Hey.
I got vaccinated today for Covid. I feel lucky to be able to get the vaccine fairly early: it’s also been rolled out faster to those of us in healthcare but I also know there’s many who can’t get it yet too. My arm is a little sore but that’s to be expected.
I know there’s a lot of uncertainty and fear around this stuff and I get that: the past year raised many questions and there weren’t always good answers quickly enough. That’s a perfect recipe for conspiracies.
But I also know how serious Covid is, personally and professionally and I’m not about to play with that. As a friend recently said, the numbers have started to turn to names. It’s almost every week at this point.
I’m still writing though.
Yes > no (Essay)
My essay this week was about something I think about often but realised I hadn’t ever written on: the power of saying yes instead of no. Here’s how it begins.

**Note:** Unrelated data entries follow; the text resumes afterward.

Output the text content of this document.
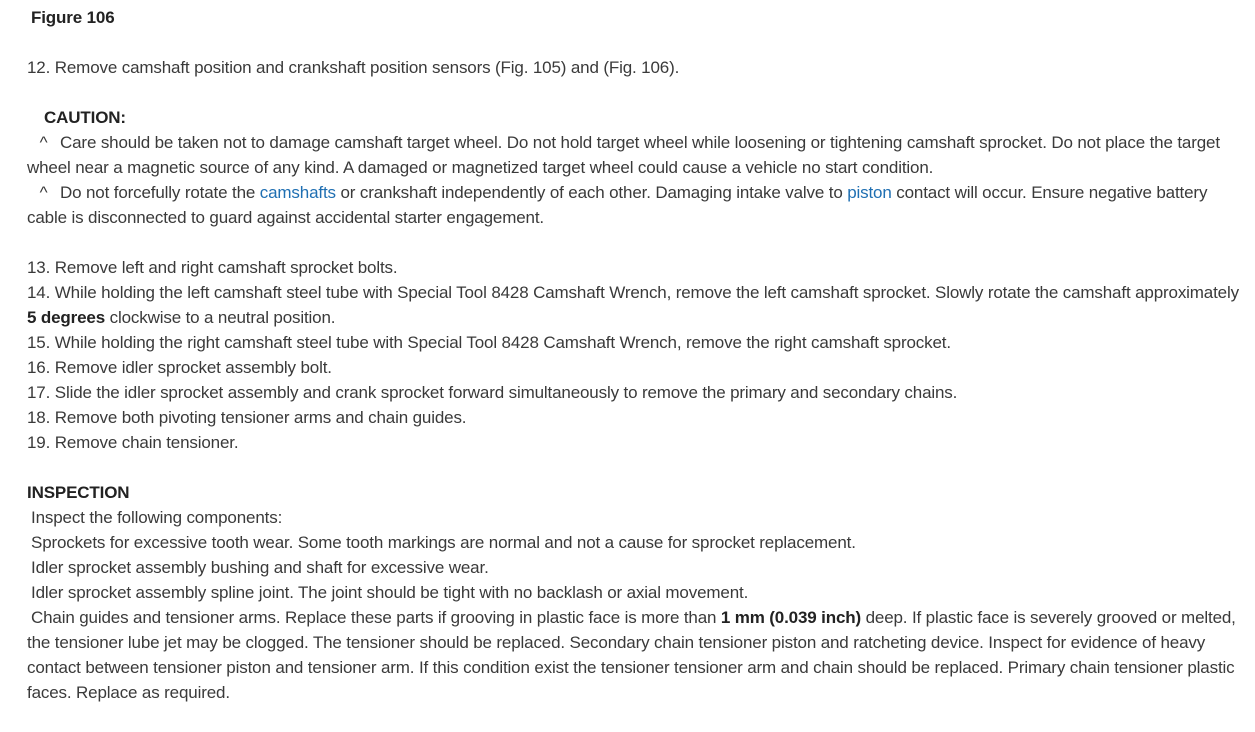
Figure 106

12. Remove camshaft position and crankshaft position sensors (Fig. 105) and (Fig. 106).

CAUTION:

^ Care should be taken not to damage camshaft target wheel. Do not hold target wheel while loosening or tightening camshaft sprocket. Do not place the target wheel near a magnetic source of any kind. A damaged or magnetized target wheel could cause a vehicle no start condition.

^ Do not forcefully rotate the camshafts or crankshaft independently of each other. Damaging intake valve to piston contact will occur. Ensure negative battery cable is disconnected to guard against accidental starter engagement.

13. Remove left and right camshaft sprocket bolts.

14. While holding the left camshaft steel tube with Special Tool 8428 Camshaft Wrench, remove the left camshaft sprocket. Slowly rotate the camshaft approximately 5 degrees clockwise to a neutral position.

15. While holding the right camshaft steel tube with Special Tool 8428 Camshaft Wrench, remove the right camshaft sprocket.

16. Remove idler sprocket assembly bolt.

17. Slide the idler sprocket assembly and crank sprocket forward simultaneously to remove the primary and secondary chains.

18. Remove both pivoting tensioner arms and chain guides.

19. Remove chain tensioner.

INSPECTION

Inspect the following components:

Sprockets for excessive tooth wear. Some tooth markings are normal and not a cause for sprocket replacement.

Idler sprocket assembly bushing and shaft for excessive wear.

Idler sprocket assembly spline joint. The joint should be tight with no backlash or axial movement.

Chain guides and tensioner arms. Replace these parts if grooving in plastic face is more than 1 mm (0.039 inch) deep. If plastic face is severely grooved or melted, the tensioner lube jet may be clogged. The tensioner should be replaced. Secondary chain tensioner piston and ratcheting device. Inspect for evidence of heavy contact between tensioner piston and tensioner arm. If this condition exist the tensioner tensioner arm and chain should be replaced. Primary chain tensioner plastic faces. Replace as required.
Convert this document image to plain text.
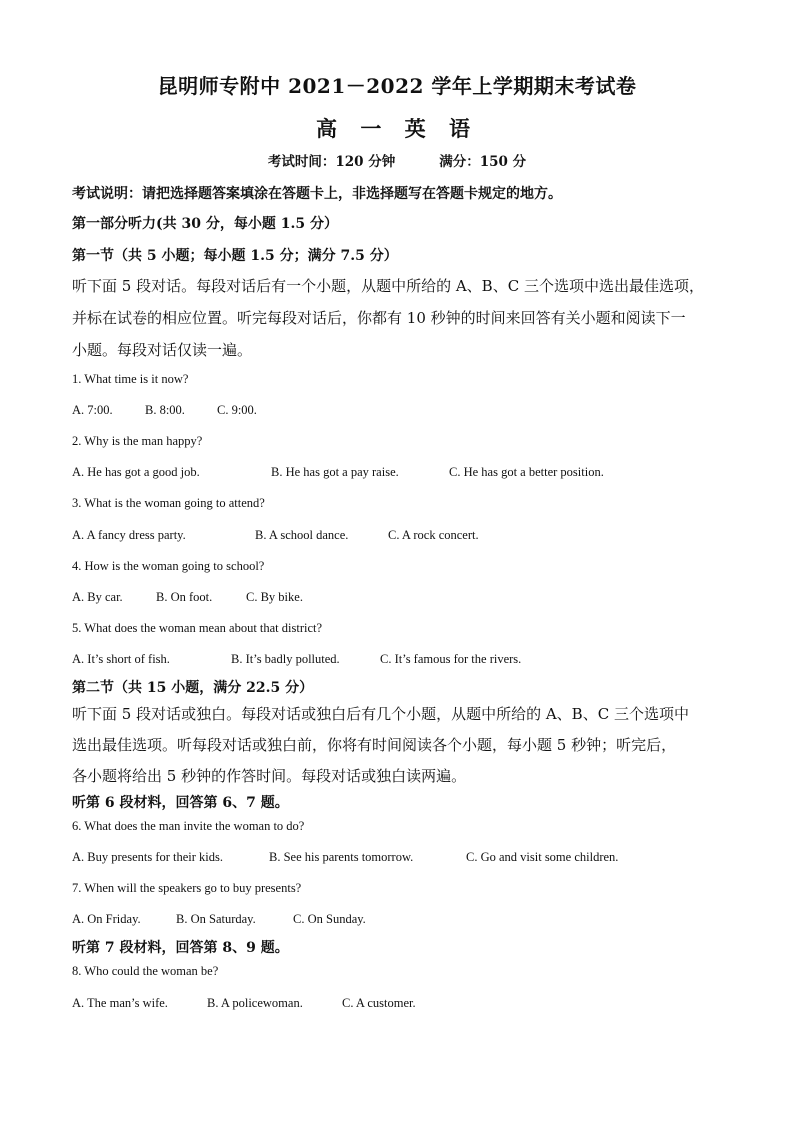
昆明师专附中 2021－2022 学年上学期期末考试卷
高 一 英 语
考试时间：120 分钟	满分：150 分
考试说明：请把选择题答案填涂在答题卡上，非选择题写在答题卡规定的地方。
第一部分听力(共 30 分，每小题 1.5 分）
第一节（共 5 小题；每小题 1.5 分；满分 7.5 分）
听下面 5 段对话。每段对话后有一个小题，从题中所给的 A、B、C 三个选项中选出最佳选项，
并标在试卷的相应位置。听完每段对话后，你都有 10 秒钟的时间来回答有关小题和阅读下一
小题。每段对话仅读一遍。
1. What time is it now?
A. 7:00.	B. 8:00.	C. 9:00.
2. Why is the man happy?
A. He has got a good job.	B. He has got a pay raise.	C. He has got a better position.
3. What is the woman going to attend?
A. A fancy dress party.	B. A school dance.	C. A rock concert.
4. How is the woman going to school?
A. By car.	B. On foot.	C. By bike.
5. What does the woman mean about that district?
A. It’s short of fish.	B. It’s badly polluted.	C. It’s famous for the rivers.
第二节（共 15 小题，满分 22.5 分）
听下面 5 段对话或独白。每段对话或独白后有几个小题，从题中所给的 A、B、C 三个选项中
选出最佳选项。听每段对话或独白前，你将有时间阅读各个小题，每小题 5 秒钟；听完后，
各小题将给出 5 秒钟的作答时间。每段对话或独白读两遍。
听第 6 段材料，回答第 6、7 题。
6. What does the man invite the woman to do?
A. Buy presents for their kids.	B. See his parents tomorrow.	C. Go and visit some children.
7. When will the speakers go to buy presents?
A. On Friday.	B. On Saturday.	C. On Sunday.
听第 7 段材料，回答第 8、9 题。
8. Who could the woman be?
A. The man’s wife.	B. A policewoman.	C. A customer.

If you’re struggling to say no to something maybe you should try saying yes instead.
Not to the same thing, of course! But instead of focusing on what you don’t want, why not focus on what you actually want?
Put that way it probably sounds obvious, right? And yet every day I see people struggle with it—heck, I still struggle with it. Which means it’s not as simple as it sounds, or I wouldn’t need to be writing an essay on how I came up against my forgetting of this again with respect to fasting.
Why is it so hard to say no to saying no?
Continue reading here:
Archive
Speaking of clear messaging, by the way, I found this old essay on honesty with heart appropriate for this moment we’re in:
So if you’re going to practice honesty with heart, you’re going to have to get used to something even more difficult: apologising when you catch yourself being thoughtless or deliberately hurtful. (“But I only said the truth!” you’ll think, with instinctive defensiveness. Yes, but the apology wouldn’t be for saying the truth: it would be for saying it anyhow.)
And be clear, the goal here is honesty with heart, not honesty without hurt.
Proverb
It’s the same gun that kills the ordinary people that also kills the great ones.
Applies to more than one thing in our world today.